FED FAİZ ARTIRIRSA NE OLUR?
Elbette Fed’in faiz artırımına gideceği beklentisi dolar varlıklarını uzun bir süredir yukarı taşıyordu. Bu beklentinin birçoğunun fiyatlamaların içerisinde olduğunu düşünüyoruz ancak atılacak adımın piyasalarda ilk reaksiyonu şüphesiz dalgalı olacak. Bunun sonucu olarak başta gelişmekte olan ülke para birimleri olmak üzere dolara karşı birçok para birimi değer kaybedecek diyebiliriz. Doların değerlenme süreci muhtemelen bir süre daha devam edecek. Bu durum Dolar/TL tarafında 3.10’unda üzerinde bir hareketi beraberinde getirebilir. Endeks tarafı 70 binin altına sarkabilir ve TL varlıklarındaki zayıflama söz konusu olabilir. Piyasa ilk kargaşayı atlattıktan fiyatlar belirli bir bant aralığında dengelenecek ancak artık piyasalarda daha çok Fed’in faiz artırımı değil, faiz artırım hızı konuşulacak.
FED FAİZ ARTIRMAZSA NE OLUR?
Perşembe gecesine gelindiğinde Fed, bu toplantıyı pas geçerse piyasalarda sürpriz karşılanmayacak. Çünkü gelişmekte olan ülke para birimlerinin sınırlı değer kaybı, dolar endeksindeki yavaş yükseliş ve faizlerdeki yatay bant aralığına bakılırsa piyasalar Fed’den bir hamle beklemiyor. Yani Fed’in faiz artırımına gideceği piyasalarda şuan için pek fiyatlanmıyor. Fed faizleri sabit tutarsa bu durumda toplantı notları ve Fed Başkanı Yellen’ın ileriye dönük açıklamaları takip edilecek. Piyasalar Yellen’dan bir sonraki toplantıyla ilgili sinyal almaya çalışacak.
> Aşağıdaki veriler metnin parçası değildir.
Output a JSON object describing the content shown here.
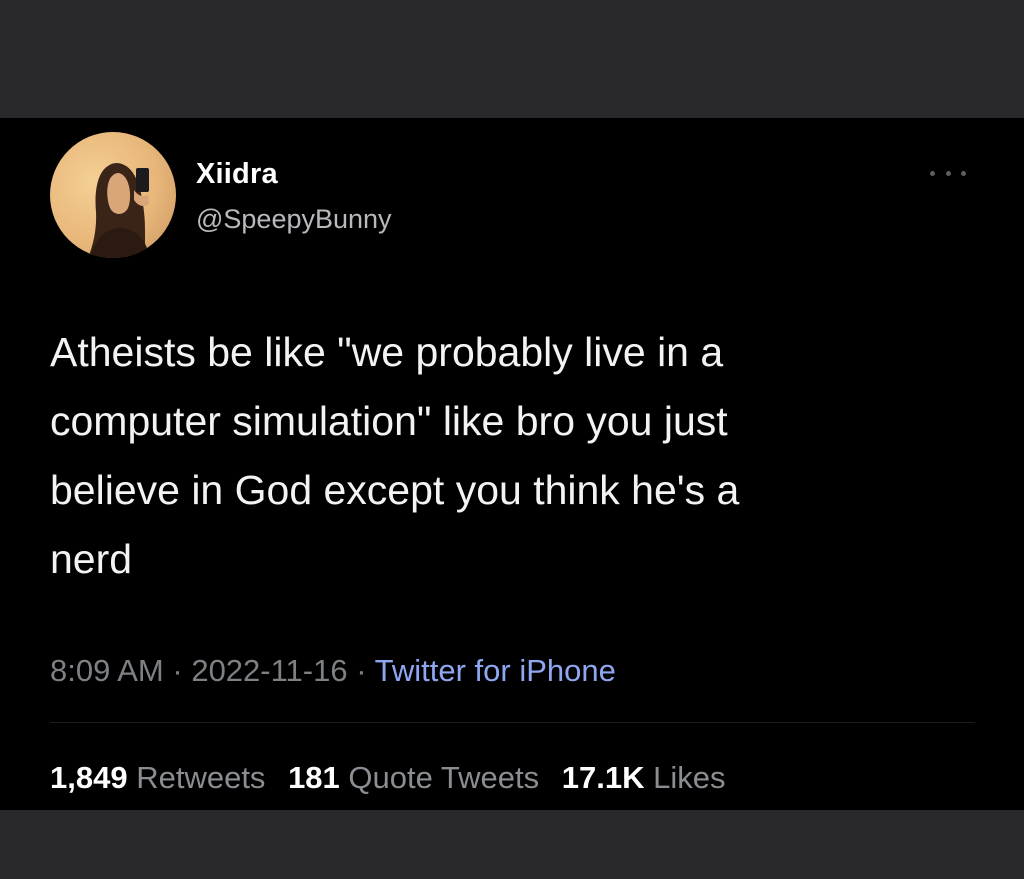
{
  "tweet": {
    "display_name": "Xiidra",
    "handle": "@SpeepyBunny",
    "text": "Atheists be like \"we probably live in a\ncomputer simulation\" like bro you just\nbelieve in God except you think he's a\nnerd",
    "time": "8:09 AM",
    "date": "2022-11-16",
    "separator": "·",
    "source": "Twitter for iPhone",
    "more_icon": "ellipsis-icon"
  },
  "stats": {
    "retweets_count": "1,849",
    "retweets_label": "Retweets",
    "quotes_count": "181",
    "quotes_label": "Quote Tweets",
    "likes_count": "17.1K",
    "likes_label": "Likes"
  },
  "colors": {
    "background": "#000000",
    "frame": "#28282c",
    "text": "#f3f3f3",
    "secondary": "#7d8084",
    "link": "#8fa6f1"
  }
}
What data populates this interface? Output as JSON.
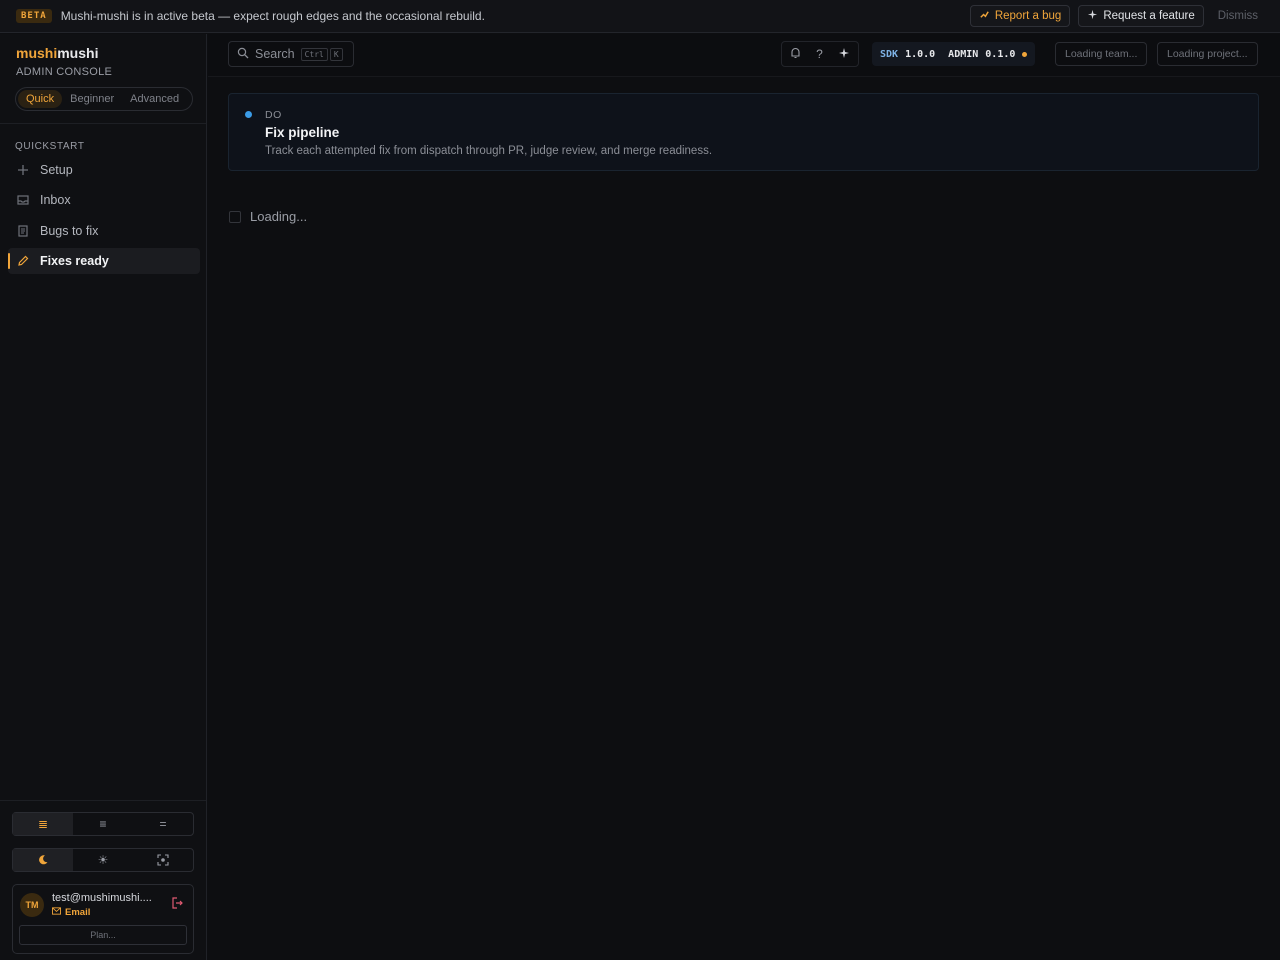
{
  "banner": {
    "badge": "BETA",
    "message": "Mushi-mushi is in active beta — expect rough edges and the occasional rebuild.",
    "report_bug": "Report a bug",
    "request_feature": "Request a feature",
    "dismiss": "Dismiss"
  },
  "sidebar": {
    "brand_part1": "mushi",
    "brand_part2": "mushi",
    "subtitle": "ADMIN CONSOLE",
    "modes": [
      "Quick",
      "Beginner",
      "Advanced"
    ],
    "active_mode": "Quick",
    "section": "QUICKSTART",
    "items": [
      {
        "label": "Setup",
        "icon": "plus-icon"
      },
      {
        "label": "Inbox",
        "icon": "inbox-icon"
      },
      {
        "label": "Bugs to fix",
        "icon": "document-icon"
      },
      {
        "label": "Fixes ready",
        "icon": "pencil-icon",
        "active": true
      }
    ],
    "density_active": "comfortable",
    "theme_active": "dark",
    "user": {
      "initials": "TM",
      "email": "test@mushimushi....",
      "method": "Email",
      "plan": "Plan..."
    }
  },
  "topbar": {
    "search_label": "Search",
    "kbd_ctrl": "Ctrl",
    "kbd_k": "K",
    "help": "?",
    "sdk_label": "SDK",
    "sdk_version": "1.0.0",
    "admin_label": "ADMIN",
    "admin_version": "0.1.0",
    "team": "Loading team...",
    "project": "Loading project..."
  },
  "header": {
    "stage": "DO",
    "title": "Fix pipeline",
    "description": "Track each attempted fix from dispatch through PR, judge review, and merge readiness."
  },
  "main": {
    "loading": "Loading..."
  },
  "colors": {
    "accent": "#f0a53a",
    "info": "#3b9be6",
    "background": "#0d0e11"
  }
}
Piyasalar için faizlerin sabit tutulması ilk etapta olumlu karşılanabilir. Özellikle dolar/TL açısından değerlendireceksek 3.02-3.00 seviyeleri karar sonrası test edilebilir. Ancak Fed’in faiz artırımına gidememesi piyasalar için ayrı bir endişe yaratabilir. Çünkü bu durum, ABD ekonomisinin tam olarak krizden çıkmadığına ve küresel yavaşlamanın devam ettiğine işaret ediyor. Bu sebeple Fed’in faizlerde bir değişikliğe gitmemesi doların değer kaybı ile sonuçlanır ancak başta ABD piyasaları olmak üzere küresel vadeli piyasalarda satışlar, başta saydığımız sebeplere bağlı olarak artabilir.
Konu ile ilgili derin bir analiz gerçekleştiren Destek Menkul Değerler Genel Müdür Yardımcısı Ahmet Mergen, Araştırma Müdürü Murat Tufan, Finansal İletişim Uzmanı Aysun Göksu, Araştırma Uzmanı Adnan Çekçen, Emre Özgüven ve Araştırma Uzman Yardımcısı Eylül Genç konu ile ilgili görüşlerini de web sitelerinde paylaştıklarını belirtti.